Working for a tree planting camp has led to an exploration of New Brunswick. We moved from the small town of Juniper to a site on private woodlands near Plaster Rock. The journey was quite an adventure.
I relied on Google Maps to get to the new location. The app must know I have a 4×4 and a penchant for backroads. I went from gravel roads to modified trails to tire tracks. At one point, the road seemed to have disappeared altogether. After a little bit four wheeling, I turned back and found an alternate route. According to Google, the roads were unknown, but with the satellite view to aid me, I eventually found my way.
I drove with the window down. It was a nice day, and the abundance of wild flowers created an intoxicating perfume. I saw lots of daisies but smelled wild jasmine and honeysuckle as I drove through the woodlands.
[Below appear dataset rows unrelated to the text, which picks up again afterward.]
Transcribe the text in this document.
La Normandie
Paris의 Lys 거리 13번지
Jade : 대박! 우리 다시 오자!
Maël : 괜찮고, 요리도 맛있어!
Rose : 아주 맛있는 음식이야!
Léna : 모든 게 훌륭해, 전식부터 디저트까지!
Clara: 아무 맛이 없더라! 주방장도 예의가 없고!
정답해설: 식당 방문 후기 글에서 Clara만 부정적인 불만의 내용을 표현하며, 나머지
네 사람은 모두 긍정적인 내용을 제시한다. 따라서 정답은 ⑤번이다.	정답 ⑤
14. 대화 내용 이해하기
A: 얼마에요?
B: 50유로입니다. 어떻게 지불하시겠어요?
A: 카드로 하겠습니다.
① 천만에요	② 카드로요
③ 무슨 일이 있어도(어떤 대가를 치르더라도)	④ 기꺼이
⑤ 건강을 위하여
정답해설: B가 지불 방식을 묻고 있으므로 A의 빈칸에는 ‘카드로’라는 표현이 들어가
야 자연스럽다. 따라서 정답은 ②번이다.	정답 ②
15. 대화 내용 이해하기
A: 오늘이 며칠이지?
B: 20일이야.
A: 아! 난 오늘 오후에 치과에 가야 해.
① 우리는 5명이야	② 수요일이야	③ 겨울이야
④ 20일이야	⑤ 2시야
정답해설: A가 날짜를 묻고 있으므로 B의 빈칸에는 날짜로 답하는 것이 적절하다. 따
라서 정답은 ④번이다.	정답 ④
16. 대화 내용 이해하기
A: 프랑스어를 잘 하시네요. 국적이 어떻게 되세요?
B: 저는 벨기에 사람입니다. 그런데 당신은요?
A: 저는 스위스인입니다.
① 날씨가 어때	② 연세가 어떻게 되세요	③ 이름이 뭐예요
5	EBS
Eventually, I hit a paved road again that took me through the village of Plaster Rock and then to another gravel road with a gate. I had a key.
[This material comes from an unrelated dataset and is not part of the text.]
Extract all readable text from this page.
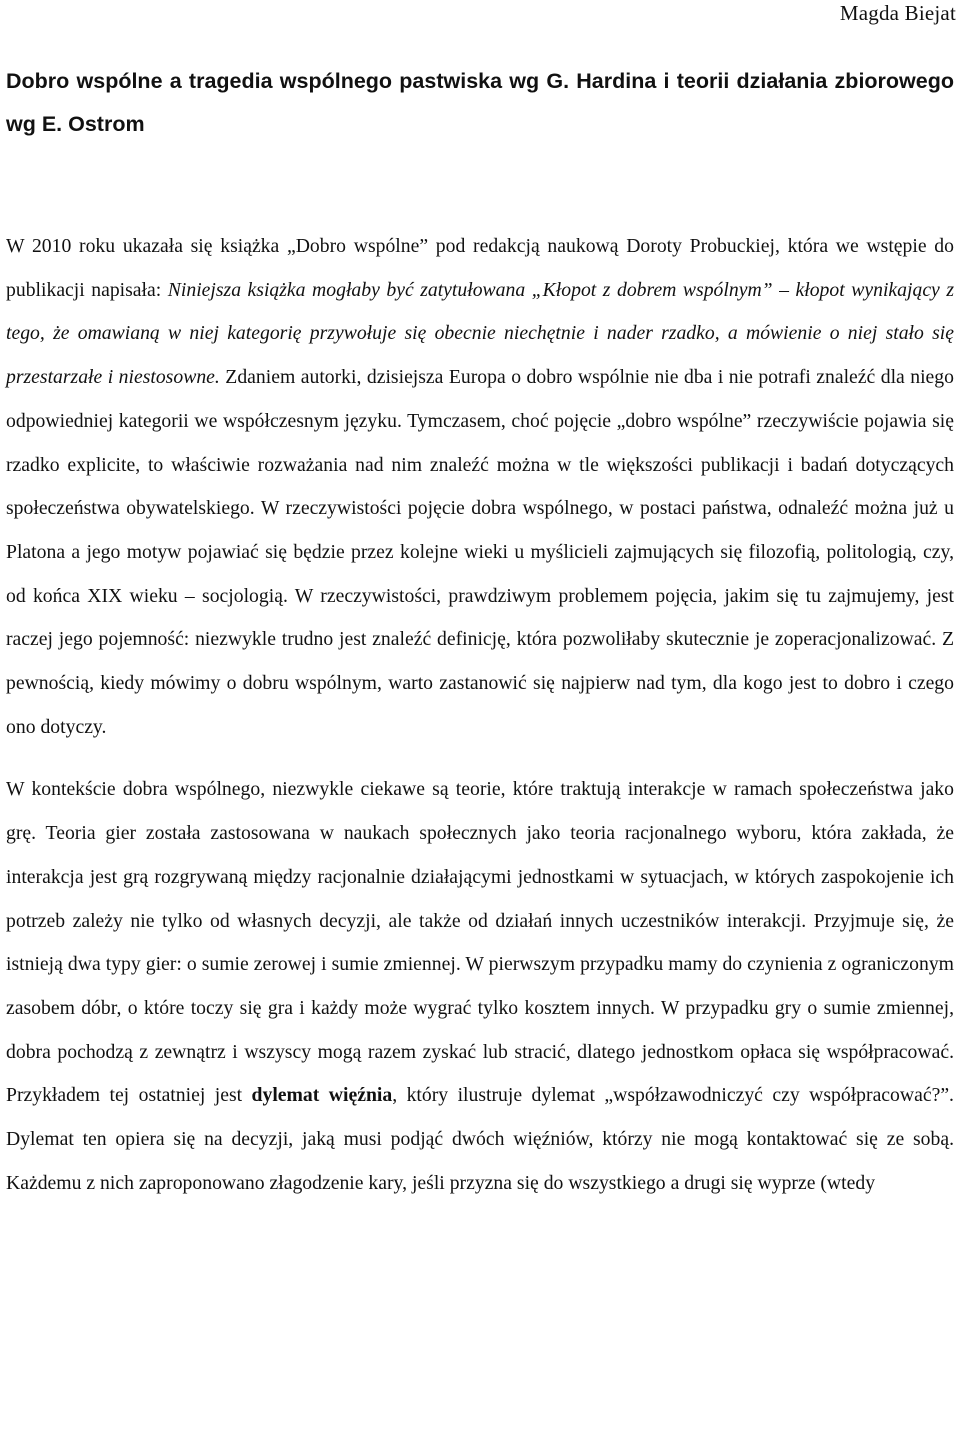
Magda Biejat
Dobro wspólne a tragedia wspólnego pastwiska wg G. Hardina i teorii działania zbiorowego wg E. Ostrom

W 2010 roku ukazała się książka „Dobro wspólne” pod redakcją naukową Doroty Probuckiej, która we wstępie do publikacji napisała: Niniejsza książka mogłaby być zatytułowana „Kłopot z dobrem wspólnym” – kłopot wynikający z tego, że omawianą w niej kategorię przywołuje się obecnie niechętnie i nader rzadko, a mówienie o niej stało się przestarzałe i niestosowne. Zdaniem autorki, dzisiejsza Europa o dobro wspólnie nie dba i nie potrafi znaleźć dla niego odpowiedniej kategorii we współczesnym języku. Tymczasem, choć pojęcie „dobro wspólne” rzeczywiście pojawia się rzadko explicite, to właściwie rozważania nad nim znaleźć można w tle większości publikacji i badań dotyczących społeczeństwa obywatelskiego. W rzeczywistości pojęcie dobra wspólnego, w postaci państwa, odnaleźć można już u Platona a jego motyw pojawiać się będzie przez kolejne wieki u myślicieli zajmujących się filozofią, politologią, czy, od końca XIX wieku – socjologią. W rzeczywistości, prawdziwym problemem pojęcia, jakim się tu zajmujemy, jest raczej jego pojemność: niezwykle trudno jest znaleźć definicję, która pozwoliłaby skutecznie je zoperacjonalizować. Z pewnością, kiedy mówimy o dobru wspólnym, warto zastanowić się najpierw nad tym, dla kogo jest to dobro i czego ono dotyczy.

W kontekście dobra wspólnego, niezwykle ciekawe są teorie, które traktują interakcje w ramach społeczeństwa jako grę. Teoria gier została zastosowana w naukach społecznych jako teoria racjonalnego wyboru, która zakłada, że interakcja jest grą rozgrywaną między racjonalnie działającymi jednostkami w sytuacjach, w których zaspokojenie ich potrzeb zależy nie tylko od własnych decyzji, ale także od działań innych uczestników interakcji. Przyjmuje się, że istnieją dwa typy gier: o sumie zerowej i sumie zmiennej. W pierwszym przypadku mamy do czynienia z ograniczonym zasobem dóbr, o które toczy się gra i każdy może wygrać tylko kosztem innych. W przypadku gry o sumie zmiennej, dobra pochodzą z zewnątrz i wszyscy mogą razem zyskać lub stracić, dlatego jednostkom opłaca się współpracować. Przykładem tej ostatniej jest dylemat więźnia, który ilustruje dylemat „współzawodniczyć czy współpracować?”. Dylemat ten opiera się na decyzji, jaką musi podjąć dwóch więźniów, którzy nie mogą kontaktować się ze sobą. Każdemu z nich zaproponowano złagodzenie kary, jeśli przyzna się do wszystkiego a drugi się wyprze (wtedy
It was a logging road that led up a hillside with multiple side roads along the way. I saw stacks of harvested trees stripped and ready for transport. There were also clearcut sites which were presumably some of the areas our planters would tackle.
After about fourty minutes, I found our camp site, a small green next to a lake. I was the first one there. Rebecca, eager to explore, jumped out of the truck to find a spot to roll in while I surveyed the space and picked a spot to set up my camp.
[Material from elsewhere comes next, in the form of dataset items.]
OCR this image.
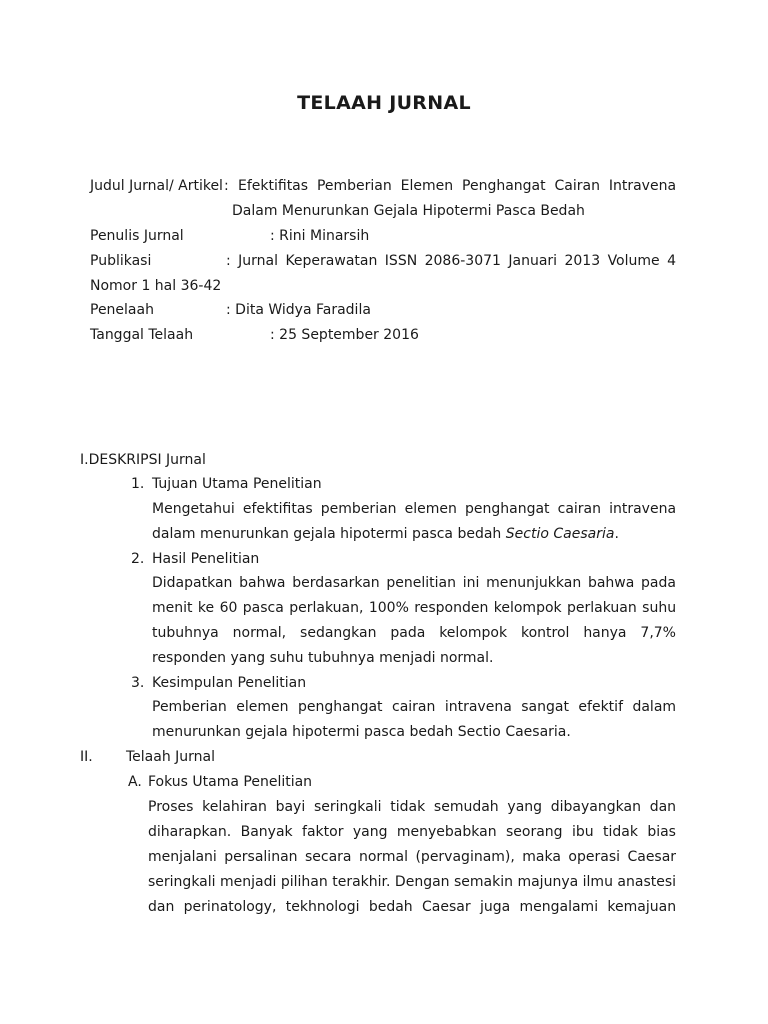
TELAAH JURNAL
Judul Jurnal/ Artikel : Efektifitas Pemberian Elemen Penghangat Cairan Intravena
Dalam Menurunkan Gejala Hipotermi Pasca Bedah
Penulis Jurnal	: Rini Minarsih
Publikasi	: Jurnal Keperawatan ISSN 2086-3071 Januari 2013 Volume 4
Nomor 1 hal 36-42
Penelaah	: Dita Widya Faradila
Tanggal Telaah	: 25 September 2016
I.DESKRIPSI Jurnal
1. Tujuan Utama Penelitian
Mengetahui efektifitas pemberian elemen penghangat cairan intravena
dalam menurunkan gejala hipotermi pasca bedah Sectio Caesaria.
2. Hasil Penelitian
Didapatkan bahwa berdasarkan penelitian ini menunjukkan bahwa pada
menit ke 60 pasca perlakuan, 100% responden kelompok perlakuan suhu
tubuhnya normal, sedangkan pada kelompok kontrol hanya 7,7%
responden yang suhu tubuhnya menjadi normal.
3. Kesimpulan Penelitian
Pemberian elemen penghangat cairan intravena sangat efektif dalam
menurunkan gejala hipotermi pasca bedah Sectio Caesaria.
II. Telaah Jurnal
A. Fokus Utama Penelitian
Proses kelahiran bayi seringkali tidak semudah yang dibayangkan dan
diharapkan. Banyak faktor yang menyebabkan seorang ibu tidak bias
menjalani persalinan secara normal (pervaginam), maka operasi Caesar
seringkali menjadi pilihan terakhir. Dengan semakin majunya ilmu anastesi
dan perinatology, tekhnologi bedah Caesar juga mengalami kemajuan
The routine is quick now. My green tarp goes down, and my pop-up shade structure with mosquito netting goes up. Storage bins go under the tailgate, and my lounge chair goes in a corner of the pop-up. I pound in T-steaks next to the legs of the pop-up that are buck-strapped together in case there is wind. This is a method I developed at Burning Man that has proven to be very effective.
As I set up, some of the others arrived, pulling our trailers. One of the trailers is built out to be the kitchen, and the other is a modified horse trailer used for showers. The planters helped unload generators, and the water pump was put in its place near the water’s edge where young fish swam below lily pads.
There is no telecommunication signal at this camp. So, the information age will have to take a sorgurne. Luckily, I have to shop every 3 days, so it won’t be a total blackout. There’s also a flea market in town on our next day off. I’m hoping for a snow cone.
The final touches at my camp were to hang my flower basksts, candle holders and other decor I’ve picked up. It makes the place kind of homey. Once my camp was set up, I zipped up my pop-up and headed to town.
Shopping will be in Grand Falls about an hour away. I opted to treat us (Rebecca and I) to a hotel room for the night and shop in the morning. It was nice to be on crisp sheets in a tightly made bed.